Alternative Micelle-Like Nanoparticles for Co-Loading of siRNA and Poorly Soluble Drugs
One of the projects within the CTCN is focused on developing PEG-PE-based-polymeric micelles for the protection and delivery of siRNA. Here, we propose an alternative micellar carrier based on phospholipid modified-polyethylenimine (PEI) for systemic, tumor-targeted and simultaneous delivery of siRNA and drug. We previously showed that the hydrophobic modification of low molecular weight PEI (1.8 kDa) with phospholipids such as phosphoethanolamine and phosphocholine generated different amphiphiles that self-assembled into micellar structures, condensed and protected siRNA and achieved different levels of gene silencing depending on the nature of the phospholipid and the structure of the conjugate. We found that DOPE modification of PEI dramatically increased siRNA intracellular delivery and gene down-regulation capacity of non-modified PEI while the abscence of cytotoxicity of PEI was maintained. In addition, DOPE-PEI/siRNA complexes can interact with lipidated PEG giving raise to micelle-like nanoparticles that stabilize the siRNA upon intravenous injection and promoted its delivery at the tumor site. We hypothesize that the results obtained with these micelle-like nanoparticles can be reinforced by the inclusion of tumor specific cell-binding ligands such as Transferrin (TF). Therefore, TF-PEG-modified DOPE-PEI micelles will be evaluated as dual siRNA/drug carriers with final goal of increasing the bioavailability and efficacy of such combinations in a synergistic manner at the tumor site. In particular, we will assess their capacity to stabilized siRNA, increase drug solubility, facilitate the uptake of the dual cargo by means of targeted interaction with cancer cells and boost the antitumor effect of poorly soluble anticancer drug (paclitaxel) and siRNA (down-regulating apoptosis related proteins) co-delivery.
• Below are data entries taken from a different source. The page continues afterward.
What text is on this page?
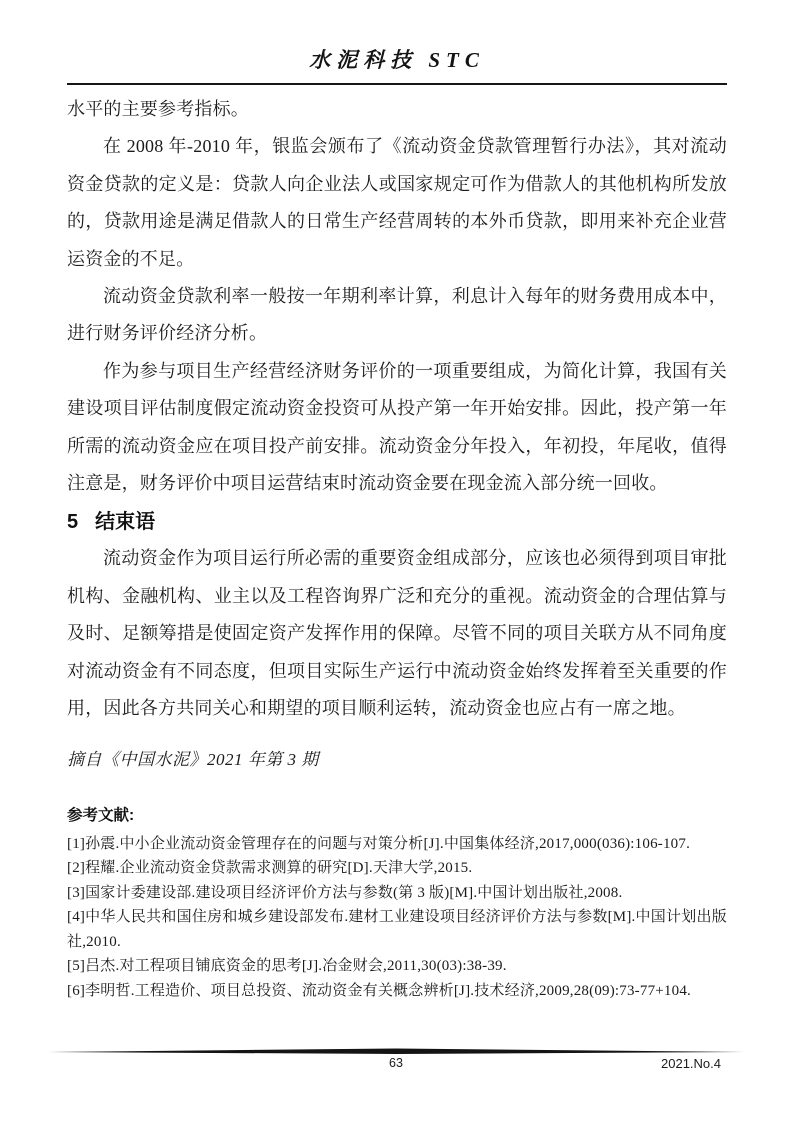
水泥科技 STC

水平的主要参考指标。

在 2008 年-2010 年，银监会颁布了《流动资金贷款管理暂行办法》，其对流动资金贷款的定义是：贷款人向企业法人或国家规定可作为借款人的其他机构所发放的，贷款用途是满足借款人的日常生产经营周转的本外币贷款，即用来补充企业营运资金的不足。

流动资金贷款利率一般按一年期利率计算，利息计入每年的财务费用成本中，进行财务评价经济分析。

作为参与项目生产经营经济财务评价的一项重要组成，为简化计算，我国有关建设项目评估制度假定流动资金投资可从投产第一年开始安排。因此，投产第一年所需的流动资金应在项目投产前安排。流动资金分年投入，年初投，年尾收，值得注意是，财务评价中项目运营结束时流动资金要在现金流入部分统一回收。

5 结束语

流动资金作为项目运行所必需的重要资金组成部分，应该也必须得到项目审批机构、金融机构、业主以及工程咨询界广泛和充分的重视。流动资金的合理估算与及时、足额筹措是使固定资产发挥作用的保障。尽管不同的项目关联方从不同角度对流动资金有不同态度，但项目实际生产运行中流动资金始终发挥着至关重要的作用，因此各方共同关心和期望的项目顺利运转，流动资金也应占有一席之地。

摘自《中国水泥》2021 年第 3 期

参考文献:

[1]孙震.中小企业流动资金管理存在的问题与对策分析[J].中国集体经济,2017,000(036):106-107.

[2]程耀.企业流动资金贷款需求测算的研究[D].天津大学,2015.

[3]国家计委建设部.建设项目经济评价方法与参数(第 3 版)[M].中国计划出版社,2008.

[4]中华人民共和国住房和城乡建设部发布.建材工业建设项目经济评价方法与参数[M].中国计划出版社,2010.

[5]吕杰.对工程项目铺底资金的思考[J].冶金财会,2011,30(03):38-39.

[6]李明哲.工程造价、项目总投资、流动资金有关概念辨析[J].技术经济,2009,28(09):73-77+104.

63	2021.No.4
The use of siRNA silencing approach to solve some of the limitations of traditional chemotherapy is gathering increased research interest. We recently showed that siRNA silencing of P-gp efflux transporters in multidrug resistant tumors improved the effectiveness of anticancer drugs. Polyethilenimine (PEI) is widely used for nucleic acid delivery, including siRNA delivery. PEI can be synthesized in different lengths, be branched or linear, and possesses high charge density that endows it with highly efficient condensation of nucleic acids (DNA, siRNA).
In this study, we will examine phospholipid-modified PEIs as the principal component of alternative Transferrin-PEG-micelles for dual and targeted delivery of poorly soluble drugs and siRNA. Water soluble polyethylenimine will be modified with phosphoethanolamine phospholipids to obtain different amphiphilic structures. In particular, we will evaluate the effect of 1,2-dioleoyl-sn-glycero-3-phosphoethanolamine (DOPE) conjugation on transfection efficacy and toxicity of PEI and the capacity of these novel amphiphiles to self-assemble into micelle like complexes for simultaneous delivery of drug and siRNA. DOPE-PEI micelles will be further modified with PEG to improve their in vivo stability and biocompatibility and with Transferrin to increase their specificity towards tumor site. Both siRNA down-regulating Green Fluorescent Protein and paclitaxel will be studied as model of siRNA and poorly soluble drugs, respectively. The therapeutic application will be assesed by using siRNA down-regulating apoptosis related protein (survivin, polokinase-1) and poorly soluble anticancer drug (paclitaxel).